Festerer Euro bremst Weizen aus

Weizen: An der Matif notierte Weizen mit einem schwächeren Unterton. Der Mai konnte  sich mit 172,50 €/t zwar auf den Vortagsniveau halten, doch die neue Ernte gab bis zu 0,75 €/t nach. Etwas Druck kommt von einem festeren Euro, der heute Morgen mit 1,078 US-Dollar notiert. Überraschenderweise hat Anhebung des Leitzinses in den USA um 0,25 Punkte den Dollar nicht beflügelt, sondern sogar etwas unter Druck gesetzt. Am Hamburger Markt reduzierten sich die Kassamarkt-Prämien für Weizen Basis 12 % Protein auf 2,50 bis 3 €/t, je nach Geld- oder Briefseite.
 
In dieser Woche hat die EU Weizenexporte von 617.000 t abgeschlossen. Daran war  Deutschland mit einem Löwenanteil von 310.000 t beteiligt, Polen steuerte 164.000 t bei.  In der Summe liegen die Weichweizenexporte der EU mit 17,1 Mio. t aber 14 % unter dem Vorjahreswert. Wichtigster Käufer für den europäischen Weizen ist Algerien mit 3,2 Mio. t, gefolgt von Saudi-Arabien mit 2,4 Mio. t. Algerien hat zur Wochenmitte einen  Weizenkauf über 480.000 t optioneller Herkunft in die Bücher genommen. Im Tender kam auch US-Weizen mit 120.000 t zum Zuge.
 
In Chicago notierte Weizen bei unwesentlichen Notizgewinnen gut behauptet.
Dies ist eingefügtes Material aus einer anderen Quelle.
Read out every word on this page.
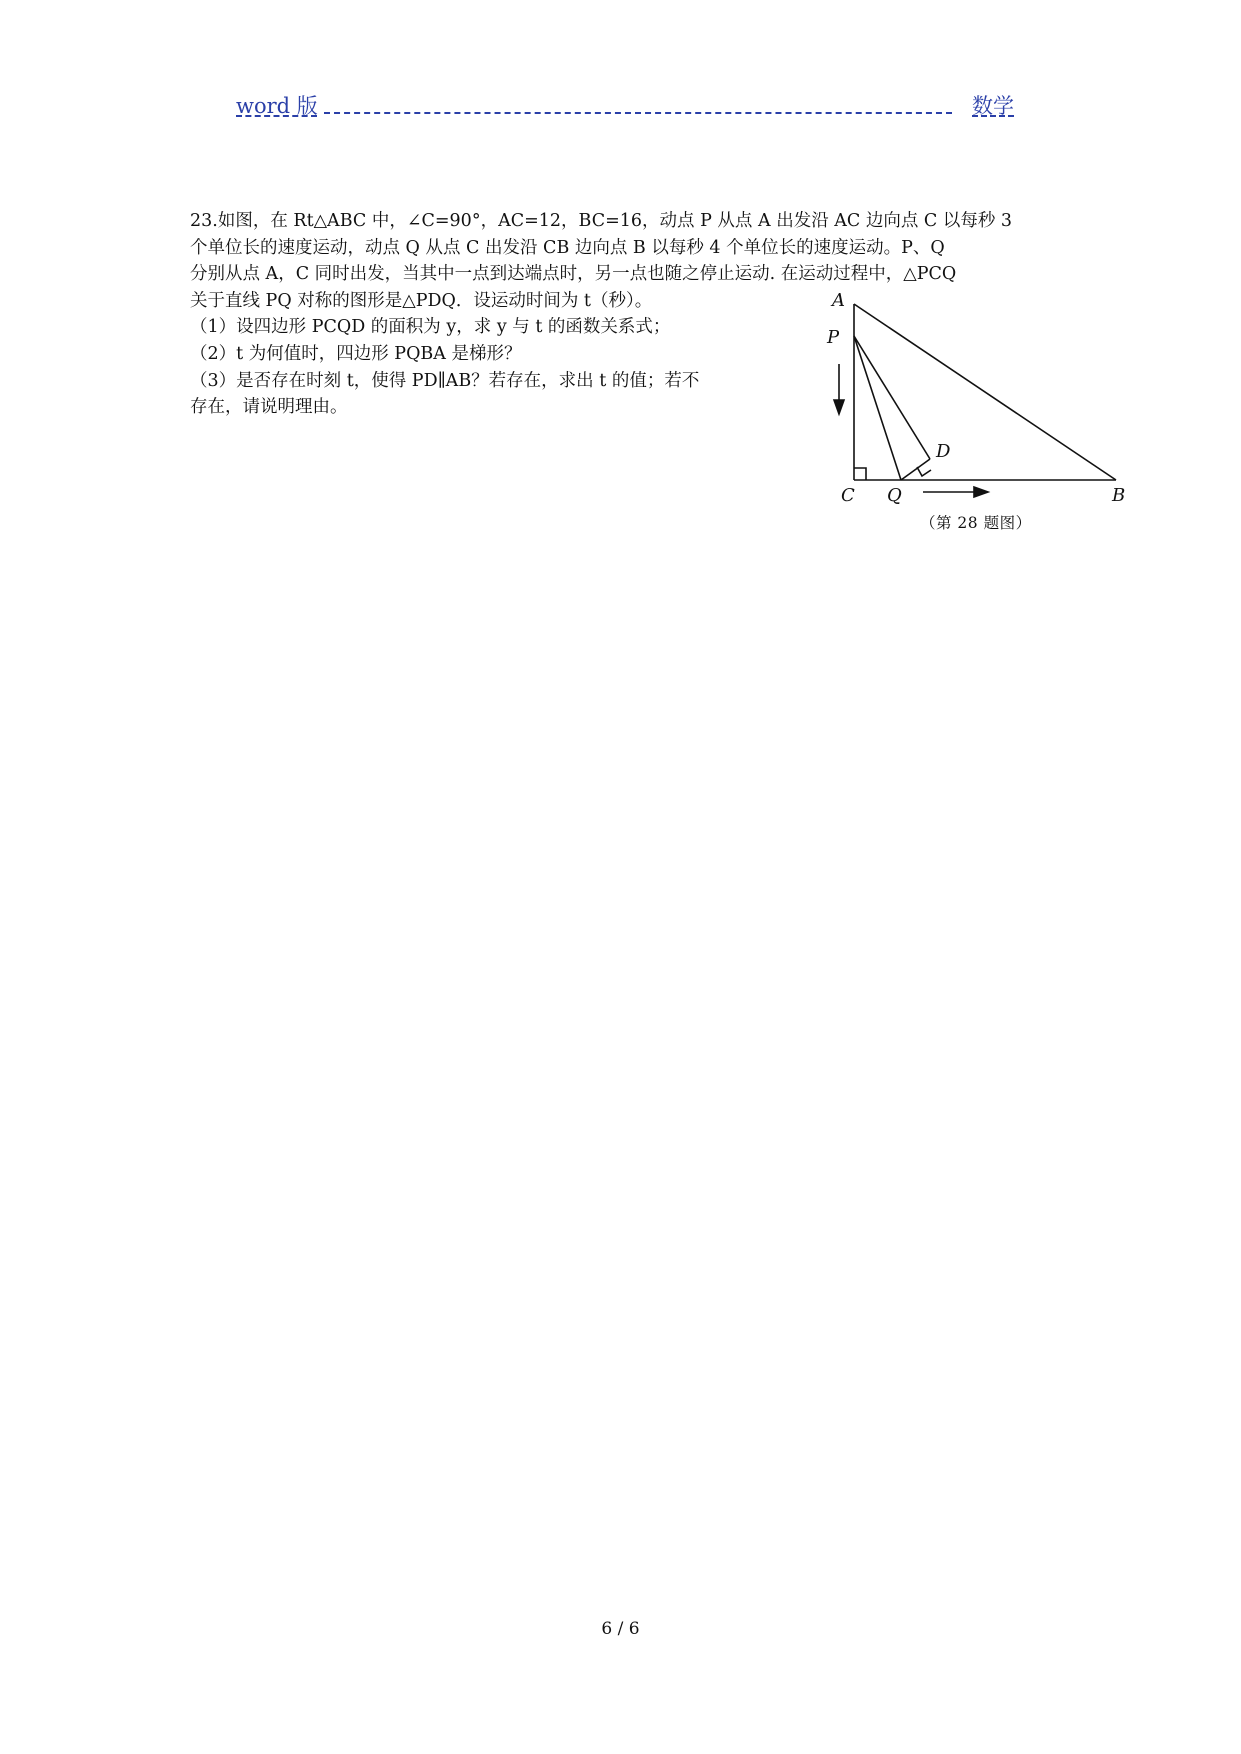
word 版	数学

23.如图，在 Rt△ABC 中，∠C=90°，AC=12，BC=16，动点 P 从点 A 出发沿 AC 边向点 C 以每秒 3

个单位长的速度运动，动点 Q 从点 C 出发沿 CB 边向点 B 以每秒 4 个单位长的速度运动。P、Q

分别从点 A，C 同时出发，当其中一点到达端点时，另一点也随之停止运动. 在运动过程中，△PCQ

关于直线 PQ 对称的图形是△PDQ．设运动时间为 t（秒）。

（1）设四边形 PCQD 的面积为 y，求 y 与 t 的函数关系式；

（2）t 为何值时，四边形 PQBA 是梯形？

（3）是否存在时刻 t，使得 PD∥AB？若存在，求出 t 的值；若不

存在，请说明理由。

A
P
D
C Q	B
（第 28 题图）
6 / 6
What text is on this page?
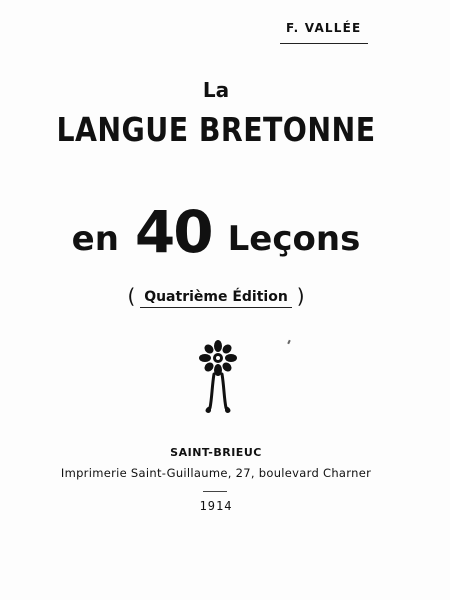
F. VALLÉE
La
LANGUE BRETONNE
en 40 Leçons
( Quatrième Édition )
SAINT-BRIEUC
Imprimerie Saint-Guillaume, 27, boulevard Charner
1914
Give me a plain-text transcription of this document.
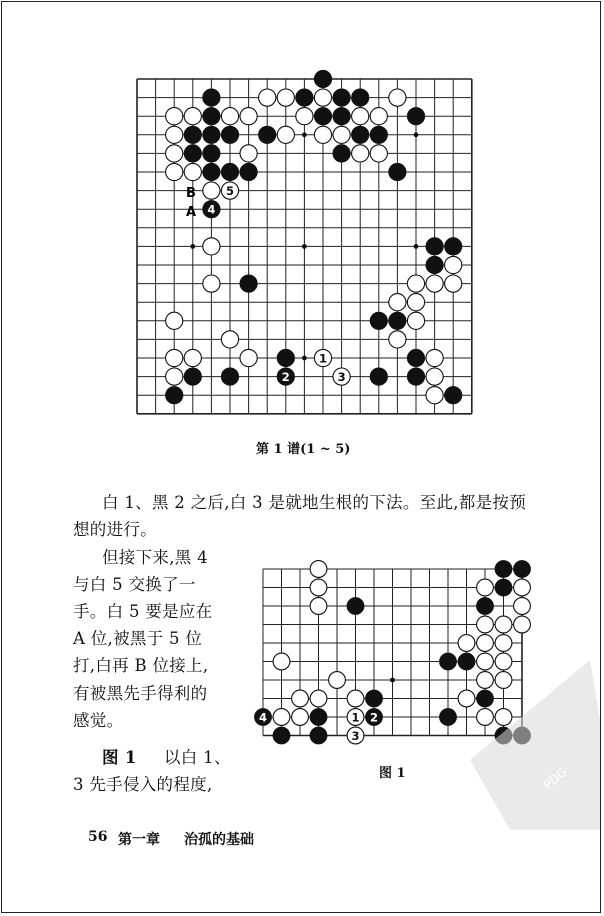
5
4
1
2	3
B
A
第 1 谱(1 ~ 5)
白 1、黑 2 之后,白 3 是就地生根的下法。至此,都是按预
想的进行。
但接下来,黑 4
与白 5 交换了一
手。白 5 要是应在
A 位,被黑于 5 位
打,白再 B 位接上,
有被黑先手得利的
感觉。
图 1 以白 1、
3 先手侵入的程度,
4	1 2
3
图 1
56 第一章 治孤的基础
PDG
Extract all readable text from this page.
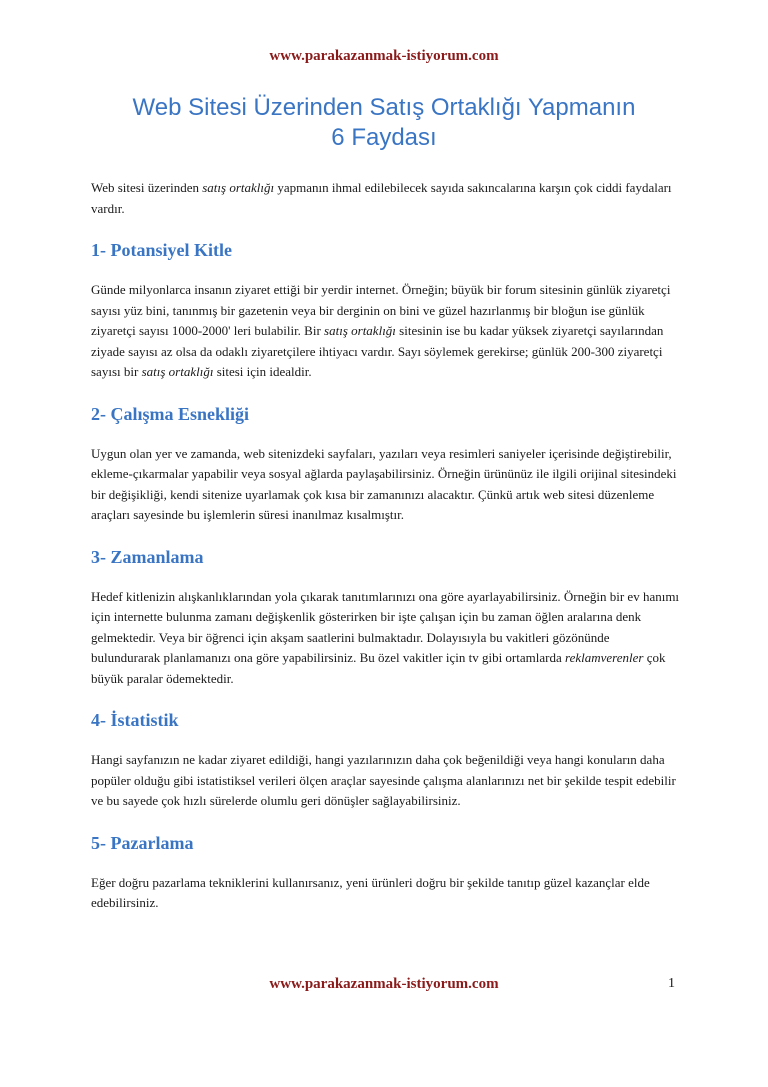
www.parakazanmak-istiyorum.com
Web Sitesi Üzerinden Satış Ortaklığı Yapmanın
6 Faydası

Web sitesi üzerinden satış ortaklığı yapmanın ihmal edilebilecek sayıda sakıncalarına karşın çok ciddi faydaları vardır.

1- Potansiyel Kitle

Günde milyonlarca insanın ziyaret ettiği bir yerdir internet. Örneğin; büyük bir forum sitesinin günlük ziyaretçi sayısı yüz bini, tanınmış bir gazetenin veya bir derginin on bini ve güzel hazırlanmış bir bloğun ise günlük ziyaretçi sayısı 1000-2000' leri bulabilir. Bir satış ortaklığı sitesinin ise bu kadar yüksek ziyaretçi sayılarından ziyade sayısı az olsa da odaklı ziyaretçilere ihtiyacı vardır. Sayı söylemek gerekirse; günlük 200-300 ziyaretçi sayısı bir satış ortaklığı sitesi için idealdir.

2- Çalışma Esnekliği

Uygun olan yer ve zamanda, web sitenizdeki sayfaları, yazıları veya resimleri saniyeler içerisinde değiştirebilir, ekleme-çıkarmalar yapabilir veya sosyal ağlarda paylaşabilirsiniz. Örneğin ürününüz ile ilgili orijinal sitesindeki bir değişikliği, kendi sitenize uyarlamak çok kısa bir zamanınızı alacaktır. Çünkü artık web sitesi düzenleme araçları sayesinde bu işlemlerin süresi inanılmaz kısalmıştır.

3- Zamanlama

Hedef kitlenizin alışkanlıklarından yola çıkarak tanıtımlarınızı ona göre ayarlayabilirsiniz. Örneğin bir ev hanımı için internette bulunma zamanı değişkenlik gösterirken bir işte çalışan için bu zaman öğlen aralarına denk gelmektedir. Veya bir öğrenci için akşam saatlerini bulmaktadır. Dolayısıyla bu vakitleri gözönünde bulundurarak planlamanızı ona göre yapabilirsiniz. Bu özel vakitler için tv gibi ortamlarda reklamverenler çok büyük paralar ödemektedir.

4- İstatistik

Hangi sayfanızın ne kadar ziyaret edildiği, hangi yazılarınızın daha çok beğenildiği veya hangi konuların daha popüler olduğu gibi istatistiksel verileri ölçen araçlar sayesinde çalışma alanlarınızı net bir şekilde tespit edebilir ve bu sayede çok hızlı sürelerde olumlu geri dönüşler sağlayabilirsiniz.

5- Pazarlama

Eğer doğru pazarlama tekniklerini kullanırsanız, yeni ürünleri doğru bir şekilde tanıtıp güzel kazançlar elde edebilirsiniz.

www.parakazanmak-istiyorum.com	1
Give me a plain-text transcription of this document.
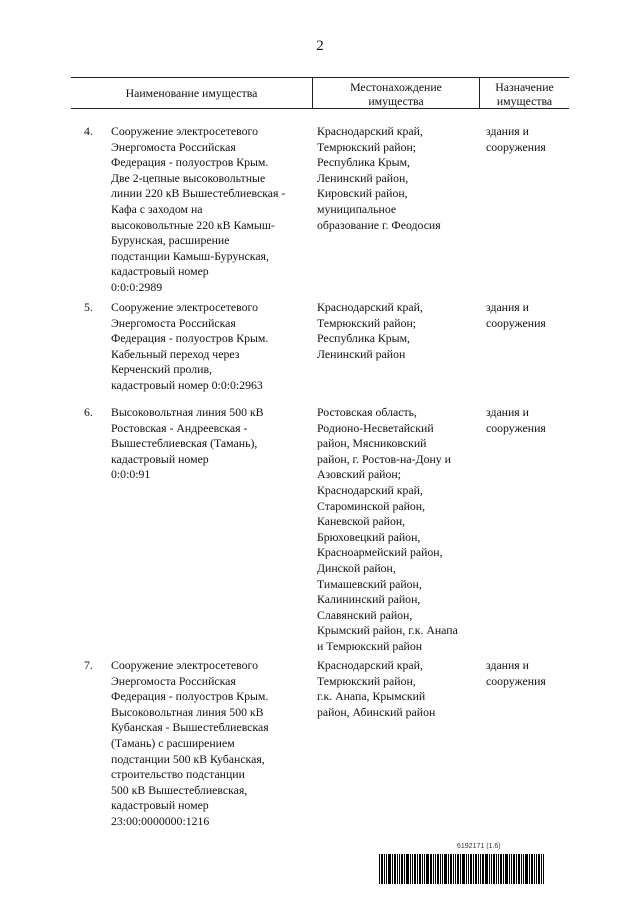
2
Наименование имущества	Местонахождение
имущества
Назначение
имущества
4. Сооружение электросетевого
Энергомоста Российская
Федерация - полуостров Крым.
Две 2-цепные высоковольтные
линии 220 кВ Вышестеблиевская -
Кафа с заходом на
высоковольтные 220 кВ Камыш-
Бурунская, расширение
подстанции Камыш-Бурунская,
кадастровый номер
0:0:0:2989
Краснодарский край,
Темрюкский район;
Республика Крым,
Ленинский район,
Кировский район,
муниципальное
образование г. Феодосия
здания и
сооружения
5. Сооружение электросетевого
Энергомоста Российская
Федерация - полуостров Крым.
Кабельный переход через
Керченский пролив,
кадастровый номер 0:0:0:2963
Краснодарский край,
Темрюкский район;
Республика Крым,
Ленинский район
здания и
сооружения
6. Высоковольтная линия 500 кВ
Ростовская - Андреевская -
Вышестеблиевская (Тамань),
кадастровый номер
0:0:0:91
Ростовская область,
Родионо-Несветайский
район, Мясниковский
район, г. Ростов-на-Дону и
Азовский район;
Краснодарский край,
Староминской район,
Каневской район,
Брюховецкий район,
Красноармейский район,
Динской район,
Тимашевский район,
Калининский район,
Славянский район,
Крымский район, г.к. Анапа
и Темрюкский район
здания и
сооружения
7. Сооружение электросетевого
Энергомоста Российская
Федерация - полуостров Крым.
Высоковольтная линия 500 кВ
Кубанская - Вышестеблиевская
(Тамань) с расширением
подстанции 500 кВ Кубанская,
строительство подстанции
500 кВ Вышестеблиевская,
кадастровый номер
23:00:0000000:1216
Краснодарский край,
Темрюкский район,
г.к. Анапа, Крымский
район, Абинский район
здания и
сооружения
6192171 (1.6)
Der Mai schloss unverändert mit 4,36 US-$/bushel. Ein etwas schwächerer US-Dollarkurs und mögliche Frostschäden aufgrund des Kälteeinbruchs im nördlichen amerikanischen Weizengürtel stützen. Die schwachen wöchentlichen US-Exportzahlen von 264.000 t liefen dagegen.
 
Mais: Ansehnliche wöchentliche US-Exportzahlen von 1,26 Mio. t stützen die Chicagoer Maisnotierungen. Die Kurse zogen 2,4 Cent/bushel an, der Mai notierte mit 3,66 US-$/bushel.
 
In Südamerika sind die Aussichten für die Maisernten sowohl in Brasilien als auch in Argentinien gut. Argentinien hat bereits 10 % der Ernte eingefahren, die Erträge fallen besser als erwartet aus. Die Börse Buenos Aires ließ ihre Schätzung der argentinischen Maisernte mit 37 Mio. t unverändert.
 
Mais/Gerste: Die europäischen Maisnotierungen schlossen mit leichten Notizgewinnen freundlich. Der Juni notierte knapp unter 172 €/t. In dieser Woche hat die EU 118.000 t Mais importiert. Die Einfuhren liegen für die gesamte Kampagne bei 7,5 Mio. t. Wichtigster Lieferant der EU ist die Ukraine mit einer Importmenge von 4,1 Mio. t Mais.   
 
Der Gerstenexport hat sich kurzfristig belebt. Die Kommission hat neue Gerstenexporte  von 408.000 t für die Berichtswoche bekannt gegeben. Mit 3,64 Mio. t in dieser Kampagne hinkt der europäische Gerstenexport aber erheblich hinter dem Vorjahr  zurück. Die kurzfristige Exportbelebung dürfte von Käufen Saudi-Arabiens gekommen sein, denn die offiziellen Zahlen weisen die Gersten-Käufe Saudi-Arabiens aus der EU mit knapp 1,3 Mio. t nun 263.000 t höher als in der Vorwoche aus. (St)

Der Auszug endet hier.